What Interviewer Expects
- Correct discriminant formula D = b² − 4ac
- Accurate classification for D > 0, D = 0, D < 0
- Recognizing perfect-square discriminants imply rational roots
- Use of sum/product of roots as an independent check
Common Mistakes
- Sign errors when computing −4ac, especially with negative a or c
- Confusing D = 0 (repeated real root) with D < 0 (no real root)
- Forgetting that D > 0 alone does not guarantee rational roots
- Mixing up sum of roots (−b/a) and product of roots (c/a)
Best Answer (HR Friendly)
“I always start by computing the discriminant, D = b squared minus 4ac, because its sign tells me everything about the roots before I do any further work. Positive means two distinct real roots, zero means one repeated real root, and negative means the roots are complex, not real. If D turns out to be a perfect square, I also know the roots will be clean rational numbers rather than surds.”
Follow-up Questions
- How do you find the values of k for which a quadratic has equal roots?
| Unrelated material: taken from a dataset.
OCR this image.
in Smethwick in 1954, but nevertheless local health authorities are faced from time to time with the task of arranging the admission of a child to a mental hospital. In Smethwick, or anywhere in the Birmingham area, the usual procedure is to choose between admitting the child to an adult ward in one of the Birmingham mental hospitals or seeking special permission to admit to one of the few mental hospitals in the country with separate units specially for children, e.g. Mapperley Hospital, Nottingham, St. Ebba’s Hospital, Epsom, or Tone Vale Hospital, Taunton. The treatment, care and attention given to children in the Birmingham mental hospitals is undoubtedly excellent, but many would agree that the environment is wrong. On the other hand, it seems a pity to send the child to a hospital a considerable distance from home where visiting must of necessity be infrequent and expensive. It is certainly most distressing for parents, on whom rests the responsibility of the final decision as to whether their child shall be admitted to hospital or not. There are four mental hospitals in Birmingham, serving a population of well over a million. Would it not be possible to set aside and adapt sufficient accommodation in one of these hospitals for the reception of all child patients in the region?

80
- How do sum and product of roots let you form a new quadratic equation?
- What does a negative product of roots tell you about their signs?
- How does the discriminant generalize to determine the nature of roots for a cubic?
MCQ Practice
1. For x² − 6x + 9 = 0, the nature of the roots is?
D = (−6)² − 4(1)(9) = 36 − 36 = 0, so there is one repeated real root, x = 3.
2. For 3x² + 2x + 5 = 0, the roots are?
D = 2² − 4(3)(5) = 4 − 60 = −56 < 0, so the roots are complex conjugates.
3. If the roots of a quadratic are real and their product is negative, what can you conclude?
A negative product αβ = c/a < 0 with real roots means one root is positive and the other negative.
Flash Cards
Discriminant formula? — D = b² − 4ac.
D > 0 means? — Two distinct real roots.
D = 0 means? — One repeated real root.
D < 0 means? — Two complex conjugate roots (no real roots).